The five of us were prowling through Hillbrow, hustling for money and booze, when we stopped down the road from a local supermarket and discussed the notion of a little heist.
It was part of the tradition of our group that we would steal small items from stores as a test of our ninja prowess. We had already had countless successful steals and it had become a part of the evening’s entertainment, to set the mood, as it were.
It was a miserable, angry sky that night and we were all a little soaked as we walked around the corner and into the shopping centre’s foyer, laughing and goading each other along. It took a complete skidding stop to avoid us burrowing into a nest of Christians that were haunting the lonely midnight street corners, hoping to pick up converts.
They were the ones who like to clap, and they were clapping. Head down, with my swanky boys coming up on all sides, we swept through them like a battery of vampires.
– Can I offer you a prayer?
– Um, no, can I poke my finger in your eye?
I looked up and beheld a vision, a condensation of all romantic dreams, wrapped in a brown Christian jumper, tufts of ivory blond hair damp with the mist.
– Just a little prayer, it can’t hurt?
– Um, sure. A quick one.
She held my hands in hers and looked up into my eyes. My friends, discombobulated by my without precedent choice of action, started to fall all about the streets, as if they were spontaneously transforming into lycanthropes.
– I offer you my prayer of protection in the face of adversity. Her voice was simple and quiet and exquisitely courageous in its dedication.
– Aren’t you supposed to send me to hell?
We were pulled apart, two spinning tops in the rain, two clashing star systems of faith interlocked for a moment by aesthetics. I felt energised and delighted by her prayer as I entered the supermarket, pirouetting, as was my style, to take in all the CCTV camera positions.
After wondering around for a bit, I pocketed a large chocolate and something, maybe intuition, made me head for the door. To allay suspicion, as I always did, I sidled over to the store guard and initiated some friendly banter. He seemed perfectly cool and after a while I smiled and headed out the store. It was then that he grabbed me.

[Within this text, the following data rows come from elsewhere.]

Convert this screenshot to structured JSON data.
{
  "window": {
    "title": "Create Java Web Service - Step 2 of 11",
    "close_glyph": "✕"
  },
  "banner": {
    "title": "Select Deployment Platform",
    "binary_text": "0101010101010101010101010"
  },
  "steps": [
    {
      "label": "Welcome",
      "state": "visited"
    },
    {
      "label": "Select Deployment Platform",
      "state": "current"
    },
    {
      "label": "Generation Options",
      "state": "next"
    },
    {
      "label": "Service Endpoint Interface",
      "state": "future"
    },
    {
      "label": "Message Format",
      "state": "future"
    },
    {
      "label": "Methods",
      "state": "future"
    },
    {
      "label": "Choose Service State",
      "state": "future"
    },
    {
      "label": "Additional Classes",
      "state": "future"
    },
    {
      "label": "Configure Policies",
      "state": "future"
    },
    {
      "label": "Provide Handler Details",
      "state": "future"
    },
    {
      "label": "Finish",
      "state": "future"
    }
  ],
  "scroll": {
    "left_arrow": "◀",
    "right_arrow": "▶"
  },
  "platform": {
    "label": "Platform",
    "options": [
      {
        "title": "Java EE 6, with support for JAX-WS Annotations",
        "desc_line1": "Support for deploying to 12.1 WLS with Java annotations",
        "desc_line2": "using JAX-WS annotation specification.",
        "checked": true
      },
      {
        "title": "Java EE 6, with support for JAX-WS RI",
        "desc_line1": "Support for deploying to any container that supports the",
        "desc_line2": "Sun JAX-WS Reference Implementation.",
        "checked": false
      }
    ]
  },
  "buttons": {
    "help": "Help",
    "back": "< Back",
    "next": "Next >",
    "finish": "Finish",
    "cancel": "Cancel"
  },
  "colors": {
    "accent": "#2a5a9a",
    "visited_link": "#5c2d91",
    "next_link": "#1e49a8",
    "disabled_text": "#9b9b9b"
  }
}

They took me to the office area as I protested my utter innocence. In those days a crime like this was often punished by cop jacks, six strokes to the ass by a maniacal cop flying on brandy. They patted me down.
I was wearing chino pants with deep pockets. In my right pocket I had a metal cigarette tin.
– What’s in there?
– A cigarette tin. I pulled out the slim silver tin that had been on the outside of the large slab of chocolate.
He came behind me again and decided at the last minute to push his hands into my pockets. His right thumb hooked onto the edge of the right pocket and because the pockets were so deep, his fingers stopped millimeters above the chocolate.
Now he was embarrassed and I screamed my indignation to anyone who would listen. They quickly hustled me to the entrance, where I emerged triumphant into the soggy night. Across the square my friends waved happily, giving me the thumbs up.
And then I heard a voice, soft as a barn owl slamming into a rabbit.
– Just a little prayer.
I turned and saw her looking back, shepherded by her manic new family, the only one of them pure enough to still offer an innocent prayer, a prayer powerful enough to see me once again joining my friends, her image locked in my mind.